Geyvenin gülleri ve beyaz yatak,


Kanadı kırık kuş merhamet ister.


Ah senin yüzünden kana batacak


Mona Rosa. Siyah güller, ak güller."


      Mehmet... Sende boğulmuşken söylenecek şey miydi bu şimdi? Gözlerinden yüreğime bu birkaç dizeyle ne çok şey akıp gitmişti. Meğer ben bu kalabalığın içinde bile ne büyük bir yalnızlık yaşıyormuşum senden önce! Utangaçlığımı ve şaşkınlığımı farkettiği halde dizeleri okumaya devam etti.
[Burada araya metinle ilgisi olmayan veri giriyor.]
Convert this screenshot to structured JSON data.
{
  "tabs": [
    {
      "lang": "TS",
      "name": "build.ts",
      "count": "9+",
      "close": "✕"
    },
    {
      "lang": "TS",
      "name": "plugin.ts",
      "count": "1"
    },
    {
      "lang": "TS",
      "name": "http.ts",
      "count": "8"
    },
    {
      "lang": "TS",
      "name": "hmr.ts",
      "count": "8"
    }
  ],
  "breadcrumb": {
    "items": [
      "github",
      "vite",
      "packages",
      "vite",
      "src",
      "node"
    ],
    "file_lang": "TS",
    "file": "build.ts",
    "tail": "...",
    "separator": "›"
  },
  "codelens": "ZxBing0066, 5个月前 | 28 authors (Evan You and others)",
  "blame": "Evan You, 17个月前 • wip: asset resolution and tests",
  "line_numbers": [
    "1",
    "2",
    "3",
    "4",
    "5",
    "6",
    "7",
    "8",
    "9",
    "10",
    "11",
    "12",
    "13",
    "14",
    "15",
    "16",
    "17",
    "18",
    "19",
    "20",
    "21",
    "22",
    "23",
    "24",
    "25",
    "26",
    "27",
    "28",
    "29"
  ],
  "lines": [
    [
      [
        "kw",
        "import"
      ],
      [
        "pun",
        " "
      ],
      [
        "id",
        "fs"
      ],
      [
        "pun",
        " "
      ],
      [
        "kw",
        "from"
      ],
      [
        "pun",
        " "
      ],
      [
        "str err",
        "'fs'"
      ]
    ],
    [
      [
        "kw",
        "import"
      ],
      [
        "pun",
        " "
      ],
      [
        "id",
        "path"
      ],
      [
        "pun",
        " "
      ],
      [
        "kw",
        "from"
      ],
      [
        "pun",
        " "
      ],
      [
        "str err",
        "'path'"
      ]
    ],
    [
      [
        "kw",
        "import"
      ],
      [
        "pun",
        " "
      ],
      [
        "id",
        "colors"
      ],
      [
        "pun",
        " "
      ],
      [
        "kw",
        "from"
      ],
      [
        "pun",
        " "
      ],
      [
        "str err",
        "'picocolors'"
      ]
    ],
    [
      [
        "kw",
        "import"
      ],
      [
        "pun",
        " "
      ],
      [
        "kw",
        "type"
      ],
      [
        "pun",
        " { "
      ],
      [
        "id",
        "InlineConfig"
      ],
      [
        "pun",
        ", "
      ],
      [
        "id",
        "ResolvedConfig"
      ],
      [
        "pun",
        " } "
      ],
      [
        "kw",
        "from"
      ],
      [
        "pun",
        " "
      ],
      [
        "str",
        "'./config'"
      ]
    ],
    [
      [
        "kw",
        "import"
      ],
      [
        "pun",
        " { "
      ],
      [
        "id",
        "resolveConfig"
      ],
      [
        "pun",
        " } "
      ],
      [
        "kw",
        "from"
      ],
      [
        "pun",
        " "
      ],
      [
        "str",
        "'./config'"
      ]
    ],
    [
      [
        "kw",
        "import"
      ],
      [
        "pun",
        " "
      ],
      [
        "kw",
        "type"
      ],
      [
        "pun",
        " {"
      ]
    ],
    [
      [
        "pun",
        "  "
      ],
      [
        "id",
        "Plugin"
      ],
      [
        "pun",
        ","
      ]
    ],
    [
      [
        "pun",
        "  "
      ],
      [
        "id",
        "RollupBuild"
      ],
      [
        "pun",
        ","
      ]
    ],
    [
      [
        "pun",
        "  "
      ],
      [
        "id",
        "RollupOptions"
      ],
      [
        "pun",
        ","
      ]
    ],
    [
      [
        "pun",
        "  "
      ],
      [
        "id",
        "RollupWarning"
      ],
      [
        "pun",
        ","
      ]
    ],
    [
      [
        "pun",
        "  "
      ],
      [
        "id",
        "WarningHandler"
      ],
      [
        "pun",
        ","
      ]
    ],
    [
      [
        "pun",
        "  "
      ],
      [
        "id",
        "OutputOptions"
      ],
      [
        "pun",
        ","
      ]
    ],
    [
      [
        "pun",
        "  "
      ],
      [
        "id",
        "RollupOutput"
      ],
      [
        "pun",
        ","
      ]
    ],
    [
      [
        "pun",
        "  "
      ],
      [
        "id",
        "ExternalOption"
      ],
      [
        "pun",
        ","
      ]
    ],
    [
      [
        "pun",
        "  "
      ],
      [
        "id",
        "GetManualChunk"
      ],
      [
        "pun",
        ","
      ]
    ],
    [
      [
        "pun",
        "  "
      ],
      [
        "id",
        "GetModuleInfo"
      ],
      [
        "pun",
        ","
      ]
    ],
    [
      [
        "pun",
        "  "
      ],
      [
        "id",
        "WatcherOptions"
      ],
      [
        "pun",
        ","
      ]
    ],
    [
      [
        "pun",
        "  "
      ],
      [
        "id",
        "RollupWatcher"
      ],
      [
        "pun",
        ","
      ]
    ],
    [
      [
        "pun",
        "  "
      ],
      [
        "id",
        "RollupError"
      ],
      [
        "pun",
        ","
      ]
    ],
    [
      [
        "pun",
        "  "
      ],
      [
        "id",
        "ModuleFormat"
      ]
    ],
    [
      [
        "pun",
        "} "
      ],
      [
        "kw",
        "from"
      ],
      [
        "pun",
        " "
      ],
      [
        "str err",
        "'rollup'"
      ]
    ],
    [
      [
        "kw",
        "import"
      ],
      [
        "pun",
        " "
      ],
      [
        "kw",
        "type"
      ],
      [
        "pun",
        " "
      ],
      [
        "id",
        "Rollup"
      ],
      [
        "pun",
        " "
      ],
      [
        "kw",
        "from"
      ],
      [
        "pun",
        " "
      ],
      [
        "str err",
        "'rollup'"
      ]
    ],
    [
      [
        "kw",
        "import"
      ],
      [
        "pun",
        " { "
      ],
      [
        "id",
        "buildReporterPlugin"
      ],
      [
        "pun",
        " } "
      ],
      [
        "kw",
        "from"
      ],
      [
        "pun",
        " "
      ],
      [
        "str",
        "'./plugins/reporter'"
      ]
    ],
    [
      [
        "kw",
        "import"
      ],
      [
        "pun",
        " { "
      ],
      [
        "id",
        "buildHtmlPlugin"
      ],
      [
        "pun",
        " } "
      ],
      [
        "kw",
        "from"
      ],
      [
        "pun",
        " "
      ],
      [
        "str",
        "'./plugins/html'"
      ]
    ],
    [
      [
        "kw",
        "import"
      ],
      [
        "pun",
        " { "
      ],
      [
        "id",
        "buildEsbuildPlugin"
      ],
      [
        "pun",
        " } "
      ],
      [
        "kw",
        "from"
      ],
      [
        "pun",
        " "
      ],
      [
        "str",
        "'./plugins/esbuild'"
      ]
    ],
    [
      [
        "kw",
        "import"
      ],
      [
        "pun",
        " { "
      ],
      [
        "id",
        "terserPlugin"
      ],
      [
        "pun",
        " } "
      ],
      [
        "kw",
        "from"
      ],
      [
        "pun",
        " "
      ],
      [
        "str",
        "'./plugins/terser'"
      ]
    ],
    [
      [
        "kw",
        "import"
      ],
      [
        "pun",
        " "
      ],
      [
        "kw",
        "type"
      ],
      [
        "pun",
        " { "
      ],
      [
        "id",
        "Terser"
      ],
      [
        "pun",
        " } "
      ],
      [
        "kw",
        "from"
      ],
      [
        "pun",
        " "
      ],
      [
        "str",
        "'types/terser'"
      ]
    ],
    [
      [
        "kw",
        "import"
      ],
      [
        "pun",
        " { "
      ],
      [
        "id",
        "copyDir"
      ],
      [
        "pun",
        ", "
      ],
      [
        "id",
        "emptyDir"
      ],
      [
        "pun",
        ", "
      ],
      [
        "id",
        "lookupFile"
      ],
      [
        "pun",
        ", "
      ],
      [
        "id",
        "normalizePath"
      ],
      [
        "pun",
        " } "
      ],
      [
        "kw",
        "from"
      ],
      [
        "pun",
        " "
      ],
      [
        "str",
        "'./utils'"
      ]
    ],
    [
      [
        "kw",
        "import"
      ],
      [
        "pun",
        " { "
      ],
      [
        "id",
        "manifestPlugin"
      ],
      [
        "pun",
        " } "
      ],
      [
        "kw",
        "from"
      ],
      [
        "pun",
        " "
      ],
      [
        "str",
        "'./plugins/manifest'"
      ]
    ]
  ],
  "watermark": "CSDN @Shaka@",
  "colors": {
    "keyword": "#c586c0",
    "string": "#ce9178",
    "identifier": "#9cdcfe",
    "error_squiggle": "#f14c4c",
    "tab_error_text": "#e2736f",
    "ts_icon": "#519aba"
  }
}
"Ulur aya karşı kirli çakallar,


Bakar ürkek ürkek tavşanlar dağa,


Mona Rosa bu gün bende bir hâl var,


Yağmur iğri iğri düşer toprağa


Ulur aya karşı kirli çakallar."


    Şapşalımsı bir gülümseme tüm yüzüme yayılmıştı. O da benden farklı değildi. İkimiz de önümüze bakarak tebessüm ettik. Ne diyeceğimi bilmiyordum. Sadece, "Çok güzel bir şiir!"  demekle yetindim. Sezai Bey, gerçekten çok özel, başarılı bir şâirdi. Böyle birine hayranlık duyması beni çok memnun etmişti. Bana, "Hikâyesini biliyor musun?" diye sordu. Bilmiyordum! O kadar çok şiir okurdum ki, o zamanlar okuduğum şiirlerin çoğunun hikâyesinden habersizdim. "Hayır!" dedim kayıtsız görünmeye çalışarak.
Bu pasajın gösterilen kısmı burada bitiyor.